La description que Yazill fit d'elle choqua Alecto. Son regard passa de sa Maîtresse au Félin d'un coup, incrédule, n'en croyant pas ses oreilles. Il parlait d'elle d'une façon qu'avait ses anciens Maîtres, lorsqu'il évoquait son service, l'insultant presque ou décrivant ses défauts, ses qualités, comme si elle n'était pas dans la même pièce... Ou pire, sachant très bien qu'elle était présente, comme s'il s'agissait d'un meuble ou d'une vulgaire chose dont on n'a pas besoin de ménager la sensibilité. Sa gorge commença immédiatement à lui piquer, et elle détourna rapidement des yeux pleins de larmes, blessée par ces mots.
Qu'il joue un rôle ou non, la petite Esclave n'avait aucune connaissance en ces tournures pour se faire accepter de sa Maîtresse. Et puis, finalement, elle reprit docilement sa posture soumise. Il avait raison, se dit-elle. Elle était ignorante et peu dégourdie. On le lui avait toujours dit. Mais elle avait cru qu'il avait tout de même apprécier ses caresses ? Le cœur lourd, elle entendit clairement Thiana Gian ricaner. Elle, elle sembla trouver ses mots très hilarants.
- Ah ça. Je ne l'ai pas achetée pour ce genre de tâche, vois-tu.
Et vint ensuite tout le baratin sur son petit estomac, celui-là même qui avait fait fondre Alecto si facilement. La Sorcière, elle, resta accoudée sur le dossier, l'observant lorsqu'il parlait, et le laissant bien finir tout son argumentaire en silence, ponctuant cependant parfois par un rictus sonore, levant les yeux au ciel. La Maîtresse serait bien moins facile à convaincre que l'Esclave. Elle lui rit au nez.

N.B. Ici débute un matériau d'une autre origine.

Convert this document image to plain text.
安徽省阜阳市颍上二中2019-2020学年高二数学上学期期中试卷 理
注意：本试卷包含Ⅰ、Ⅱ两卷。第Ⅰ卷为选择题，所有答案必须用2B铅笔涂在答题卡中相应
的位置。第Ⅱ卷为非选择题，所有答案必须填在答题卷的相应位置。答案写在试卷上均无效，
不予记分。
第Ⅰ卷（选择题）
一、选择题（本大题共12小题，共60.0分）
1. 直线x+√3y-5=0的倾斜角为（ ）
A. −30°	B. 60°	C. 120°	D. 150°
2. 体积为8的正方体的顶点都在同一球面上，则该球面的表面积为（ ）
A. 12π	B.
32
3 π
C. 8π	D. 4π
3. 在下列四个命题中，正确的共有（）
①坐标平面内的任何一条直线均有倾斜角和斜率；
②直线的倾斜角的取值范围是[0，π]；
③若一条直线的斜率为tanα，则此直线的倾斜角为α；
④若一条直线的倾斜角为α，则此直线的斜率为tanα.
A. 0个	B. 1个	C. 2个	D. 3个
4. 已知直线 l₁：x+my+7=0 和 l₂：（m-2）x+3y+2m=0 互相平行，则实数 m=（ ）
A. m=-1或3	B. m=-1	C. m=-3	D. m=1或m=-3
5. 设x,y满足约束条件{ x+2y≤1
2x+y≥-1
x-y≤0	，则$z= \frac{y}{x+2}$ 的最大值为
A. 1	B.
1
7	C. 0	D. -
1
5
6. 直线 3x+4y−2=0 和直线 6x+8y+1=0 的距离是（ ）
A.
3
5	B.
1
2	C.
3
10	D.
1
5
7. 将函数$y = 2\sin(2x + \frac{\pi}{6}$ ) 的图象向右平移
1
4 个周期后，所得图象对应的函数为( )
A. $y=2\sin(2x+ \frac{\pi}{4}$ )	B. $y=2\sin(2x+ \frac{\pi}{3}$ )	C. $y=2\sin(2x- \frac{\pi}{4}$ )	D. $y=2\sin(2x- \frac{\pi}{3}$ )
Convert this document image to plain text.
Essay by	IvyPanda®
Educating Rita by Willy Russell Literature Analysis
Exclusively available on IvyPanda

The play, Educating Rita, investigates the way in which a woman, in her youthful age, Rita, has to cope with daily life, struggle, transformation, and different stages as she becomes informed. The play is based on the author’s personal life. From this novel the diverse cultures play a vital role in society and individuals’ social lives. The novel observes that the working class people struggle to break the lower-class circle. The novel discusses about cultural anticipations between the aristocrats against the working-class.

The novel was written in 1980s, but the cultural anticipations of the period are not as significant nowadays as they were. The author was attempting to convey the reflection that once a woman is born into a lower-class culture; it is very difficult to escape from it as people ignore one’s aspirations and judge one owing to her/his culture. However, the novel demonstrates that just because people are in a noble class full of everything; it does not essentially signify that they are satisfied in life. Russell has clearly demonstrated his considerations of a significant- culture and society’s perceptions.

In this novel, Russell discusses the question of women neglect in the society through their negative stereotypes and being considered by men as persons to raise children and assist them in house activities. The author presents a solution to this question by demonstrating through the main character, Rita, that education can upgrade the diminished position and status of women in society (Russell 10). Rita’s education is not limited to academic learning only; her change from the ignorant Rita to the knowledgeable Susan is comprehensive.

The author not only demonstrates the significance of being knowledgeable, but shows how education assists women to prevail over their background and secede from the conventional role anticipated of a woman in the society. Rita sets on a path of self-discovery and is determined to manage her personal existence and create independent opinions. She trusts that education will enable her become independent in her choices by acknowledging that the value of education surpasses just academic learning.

- C'est bon, tu as fini ? Thiana, calmement, haussa les épaules avec un sourire carnassier. Peu m'importe ce que toi tu considères comme une dette ou non. Tu es sous mon toit, dans mon établissement, et tu as besogné mon esclave, qui sait si tu l'as engrossée, d'ailleurs. Son visage se ferma une seconde. Je ne te le conseille pas.

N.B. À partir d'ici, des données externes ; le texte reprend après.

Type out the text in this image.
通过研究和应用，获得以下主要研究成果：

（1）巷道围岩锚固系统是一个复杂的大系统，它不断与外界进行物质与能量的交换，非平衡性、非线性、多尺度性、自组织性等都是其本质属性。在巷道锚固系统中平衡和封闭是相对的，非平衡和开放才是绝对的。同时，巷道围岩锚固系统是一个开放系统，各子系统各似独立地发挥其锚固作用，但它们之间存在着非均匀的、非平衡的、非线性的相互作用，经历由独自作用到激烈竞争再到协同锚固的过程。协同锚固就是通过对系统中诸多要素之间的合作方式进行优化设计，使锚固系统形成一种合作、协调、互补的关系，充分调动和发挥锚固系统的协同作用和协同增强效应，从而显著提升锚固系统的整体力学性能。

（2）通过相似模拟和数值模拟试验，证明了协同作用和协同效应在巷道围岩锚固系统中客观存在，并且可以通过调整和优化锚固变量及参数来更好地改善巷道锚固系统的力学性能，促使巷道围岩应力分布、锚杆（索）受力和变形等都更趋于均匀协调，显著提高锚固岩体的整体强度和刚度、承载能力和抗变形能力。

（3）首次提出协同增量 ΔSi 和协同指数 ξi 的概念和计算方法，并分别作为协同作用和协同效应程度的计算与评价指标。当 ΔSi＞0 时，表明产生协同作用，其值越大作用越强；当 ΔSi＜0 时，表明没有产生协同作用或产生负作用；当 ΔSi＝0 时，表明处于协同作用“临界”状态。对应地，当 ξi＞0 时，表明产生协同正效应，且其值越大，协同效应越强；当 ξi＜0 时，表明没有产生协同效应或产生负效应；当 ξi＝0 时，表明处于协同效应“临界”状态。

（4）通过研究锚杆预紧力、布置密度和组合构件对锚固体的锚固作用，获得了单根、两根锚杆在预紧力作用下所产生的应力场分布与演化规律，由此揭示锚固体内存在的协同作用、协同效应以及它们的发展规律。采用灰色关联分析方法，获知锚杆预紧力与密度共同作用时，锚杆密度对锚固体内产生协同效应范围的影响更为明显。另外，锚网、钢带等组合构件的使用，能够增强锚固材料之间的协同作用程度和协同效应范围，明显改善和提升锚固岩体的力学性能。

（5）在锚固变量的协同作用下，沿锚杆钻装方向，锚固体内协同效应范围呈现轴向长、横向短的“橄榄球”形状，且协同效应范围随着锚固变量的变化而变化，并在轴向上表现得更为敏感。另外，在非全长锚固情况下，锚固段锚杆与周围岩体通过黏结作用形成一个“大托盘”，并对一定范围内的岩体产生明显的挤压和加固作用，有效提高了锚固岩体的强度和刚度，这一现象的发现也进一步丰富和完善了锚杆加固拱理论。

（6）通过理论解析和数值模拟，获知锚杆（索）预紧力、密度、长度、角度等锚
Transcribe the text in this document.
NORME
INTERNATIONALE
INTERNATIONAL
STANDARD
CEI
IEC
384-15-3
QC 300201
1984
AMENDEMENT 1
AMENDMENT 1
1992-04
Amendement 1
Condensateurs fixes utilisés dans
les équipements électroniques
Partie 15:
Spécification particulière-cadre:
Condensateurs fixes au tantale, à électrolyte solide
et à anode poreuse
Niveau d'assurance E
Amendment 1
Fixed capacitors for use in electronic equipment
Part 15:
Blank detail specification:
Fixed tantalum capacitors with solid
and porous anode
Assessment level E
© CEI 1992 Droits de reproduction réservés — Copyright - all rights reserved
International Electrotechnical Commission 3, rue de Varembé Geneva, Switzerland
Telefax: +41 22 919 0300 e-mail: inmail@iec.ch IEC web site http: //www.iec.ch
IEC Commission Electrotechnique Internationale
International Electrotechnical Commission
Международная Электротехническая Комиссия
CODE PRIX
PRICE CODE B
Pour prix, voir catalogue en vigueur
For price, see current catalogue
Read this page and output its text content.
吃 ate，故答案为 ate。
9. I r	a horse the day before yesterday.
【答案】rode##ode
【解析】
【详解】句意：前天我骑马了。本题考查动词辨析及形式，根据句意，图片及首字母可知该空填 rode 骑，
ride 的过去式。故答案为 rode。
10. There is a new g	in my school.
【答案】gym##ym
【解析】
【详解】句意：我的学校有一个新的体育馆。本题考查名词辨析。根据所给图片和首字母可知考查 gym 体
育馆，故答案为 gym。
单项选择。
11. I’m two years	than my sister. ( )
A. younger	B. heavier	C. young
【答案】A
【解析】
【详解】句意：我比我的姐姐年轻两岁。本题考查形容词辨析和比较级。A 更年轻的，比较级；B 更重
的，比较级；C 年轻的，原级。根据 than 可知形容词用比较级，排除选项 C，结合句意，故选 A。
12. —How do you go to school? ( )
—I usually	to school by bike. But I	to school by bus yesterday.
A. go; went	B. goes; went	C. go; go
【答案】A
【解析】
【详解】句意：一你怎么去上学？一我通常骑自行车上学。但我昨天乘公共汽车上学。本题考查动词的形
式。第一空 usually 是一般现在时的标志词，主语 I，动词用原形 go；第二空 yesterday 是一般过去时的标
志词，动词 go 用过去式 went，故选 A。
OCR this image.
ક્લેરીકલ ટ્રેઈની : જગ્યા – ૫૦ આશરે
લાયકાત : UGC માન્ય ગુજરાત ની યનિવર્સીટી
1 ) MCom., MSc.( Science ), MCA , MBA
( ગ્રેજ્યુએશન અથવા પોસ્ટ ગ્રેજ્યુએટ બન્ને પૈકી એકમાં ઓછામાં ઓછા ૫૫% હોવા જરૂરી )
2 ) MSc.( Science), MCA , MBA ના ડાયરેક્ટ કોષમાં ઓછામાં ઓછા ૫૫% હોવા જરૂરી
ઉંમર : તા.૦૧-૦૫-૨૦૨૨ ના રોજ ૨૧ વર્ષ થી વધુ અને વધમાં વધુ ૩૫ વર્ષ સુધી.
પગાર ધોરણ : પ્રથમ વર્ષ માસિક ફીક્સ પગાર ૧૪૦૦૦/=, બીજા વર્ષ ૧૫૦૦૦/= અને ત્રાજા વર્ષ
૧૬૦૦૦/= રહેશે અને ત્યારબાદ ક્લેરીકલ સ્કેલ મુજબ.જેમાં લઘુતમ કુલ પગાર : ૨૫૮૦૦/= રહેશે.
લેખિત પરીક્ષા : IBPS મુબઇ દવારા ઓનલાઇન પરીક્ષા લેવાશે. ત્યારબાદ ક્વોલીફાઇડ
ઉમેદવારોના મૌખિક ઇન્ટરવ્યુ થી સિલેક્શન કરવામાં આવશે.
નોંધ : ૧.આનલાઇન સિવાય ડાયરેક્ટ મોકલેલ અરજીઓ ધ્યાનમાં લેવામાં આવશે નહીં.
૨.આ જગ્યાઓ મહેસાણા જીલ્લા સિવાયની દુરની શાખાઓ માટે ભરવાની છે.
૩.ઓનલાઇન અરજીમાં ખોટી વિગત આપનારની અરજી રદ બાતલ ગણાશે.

La menace était à peine voilée, mais rapidement, la Sorcière se remit à ricaner, et lâcha un soupir faussement désolé, en tournant le haut de son corps vers sa Domestique, même si elle s'exprimait encore à Yazill.

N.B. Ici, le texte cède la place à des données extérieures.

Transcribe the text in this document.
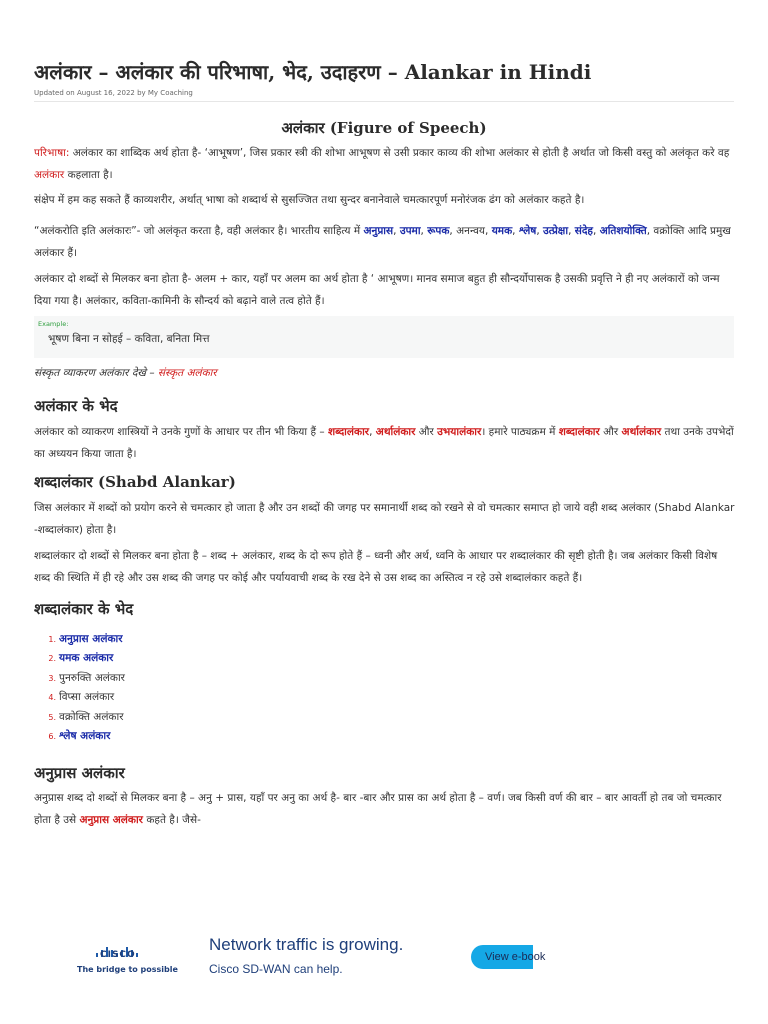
अलंकार – अलंकार की परिभाषा, भेद, उदाहरण – Alankar in Hindi
Updated on August 16, 2022 by My Coaching
अलंकार (Figure of Speech)
परिभाषा: अलंकार का शाब्दिक अर्थ होता है- ‘आभूषण’, जिस प्रकार स्त्री की शोभा आभूषण से उसी प्रकार काव्य की शोभा अलंकार से होती है अर्थात जो किसी वस्तु को अलंकृत करे वह अलंकार कहलाता है।
संक्षेप में हम कह सकते हैं काव्यशरीर, अर्थात् भाषा को शब्दार्थ से सुसज्जित तथा सुन्दर बनानेवाले चमत्कारपूर्ण मनोरंजक ढंग को अलंकार कहते है।
“अलंकरोति इति अलंकारः”- जो अलंकृत करता है, वही अलंकार है। भारतीय साहित्य में अनुप्रास, उपमा, रूपक, अनन्वय, यमक, श्लेष, उत्प्रेक्षा, संदेह, अतिशयोक्ति, वक्रोक्ति आदि प्रमुख अलंकार हैं।
अलंकार दो शब्दों से मिलकर बना होता है- अलम + कार, यहाँ पर अलम का अर्थ होता है ‘ आभूषण। मानव समाज बहुत ही सौन्दर्योपासक है उसकी प्रवृत्ति ने ही नए अलंकारों को जन्म दिया गया है। अलंकार, कविता-कामिनी के सौन्दर्य को बढ़ाने वाले तत्व होते हैं।
Example:
भूषण बिना न सोहई – कविता, बनिता मित्त
संस्कृत व्याकरण अलंकार देखे – संस्कृत अलंकार
अलंकार के भेद
अलंकार को व्याकरण शास्त्रियों ने उनके गुणों के आधार पर तीन भी किया हैं – शब्दालंकार, अर्थालंकार और उभयालंकार। हमारे पाठ्यक्रम में शब्दालंकार और अर्थालंकार तथा उनके उपभेदों का अध्ययन किया जाता है।
शब्दालंकार (Shabd Alankar)
जिस अलंकार में शब्दों को प्रयोग करने से चमत्कार हो जाता है और उन शब्दों की जगह पर समानार्थी शब्द को रखने से वो चमत्कार समाप्त हो जाये वही शब्द अलंकार (Shabd Alankar -शब्दालंकार) होता है।
शब्दालंकार दो शब्दों से मिलकर बना होता है – शब्द + अलंकार, शब्द के दो रूप होते हैं – ध्वनी और अर्थ, ध्वनि के आधार पर शब्दालंकार की सृष्टी होती है। जब अलंकार किसी विशेष शब्द की स्थिति में ही रहे और उस शब्द की जगह पर कोई और पर्यायवाची शब्द के रख देने से उस शब्द का अस्तित्व न रहे उसे शब्दालंकार कहते हैं।
शब्दालंकार के भेद
1. अनुप्रास अलंकार
2. यमक अलंकार
3. पुनरुक्ति अलंकार
4. विप्सा अलंकार
5. वक्रोक्ति अलंकार
6. श्लेष अलंकार
अनुप्रास अलंकार
अनुप्रास शब्द दो शब्दों से मिलकर बना है – अनु + प्रास, यहाँ पर अनु का अर्थ है- बार -बार और प्रास का अर्थ होता है – वर्ण। जब किसी वर्ण की बार – बार आवर्ती हो तब जो चमत्कार होता है उसे अनुप्रास अलंकार कहते है। जैसे-
CISCO
The bridge to possible
Network traffic is growing.
Cisco SD-WAN can help.
View e-book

- Mais tu as raison sur un point. C'est elle qui a pris l'initiative d'être généreuse avec toi. Facile n'est-ce pas, d'être généreuse avec les biens d'autrui.
Alecto fut prise d'un haut le cœur en sentant les yeux turquoises la couvrir, et ses oreilles bourdonnaient déjà. Finalement, fatalement, la jeune fille savait qu'elle serait punie avant même que Thiana Gian ne lance avec une voix plus chantante.
- Je vais donc devoir la châtier pour cette faute, merci de me l'avoir rappelé.
A ces mots, l'Esclave se jeta aux pieds de sa Maîtresse, son visage tiré par la douleur de sa cuisse, en collant son nez au sol.
"Pitié Madame, pitié ! Je suis désolée, je ne pensais pas à mal." Mais aussitôt, comme une brave servante, elle sanglotait. "Vous... vous avez raison Madame, je n'aurais pas dû vous voler." Thiana paraissait, du haut de sa chaise, posée avec nonchalance, apprécier le spectacle et l'instant... La petite Domestique, sans même que sa Maîtresse n'ait rien à dire, se redressa pour éviter de lui faire davantage honte, et revint à sa place, près de la porte, les épaules basses. Son regard était terne, malgré l'eau qui en coulait de manière irrégulière, et qu'elle essayait de contrôler.
- Vois-tu, je possède Alecto, elle m'appartient. Son statut ne lui donne droit à aucune possession. Aussi, lui devoir quelque chose, c'est me devoir quelque chose. Tu comptais la payer, même une si petite quantité, en te faisant plaisir ? Je te trouve gagnant sur toute la ligne. Et je ne vois pas vraiment mon intérêt.
La Sorcière tira ses lèvres en un sourire fin, fendant son visage, forçant ses yeux turquoises à se plisser, avant d'accentuer un long soupir théâtral.
- Je ne paye pas mes fournisseurs avec du foutre. Je les paye avec de l'or. Soit tu peux m'en fournir. Soit tu travailles pour moi le temps qu'il faudra.
Visiblement, Thiana Gian avait fait son offre, et c'était à prendre ou à laisser. Son visage assuré et l'aura de puissance qu'elle dégageait laissaient sous-entendre qu'elle n'était pas une femme qui négocie. Alecto, elle semblait aussi figée qu'un être meurtri, cillant à peine, qui n'attend pas grand chose de la suite.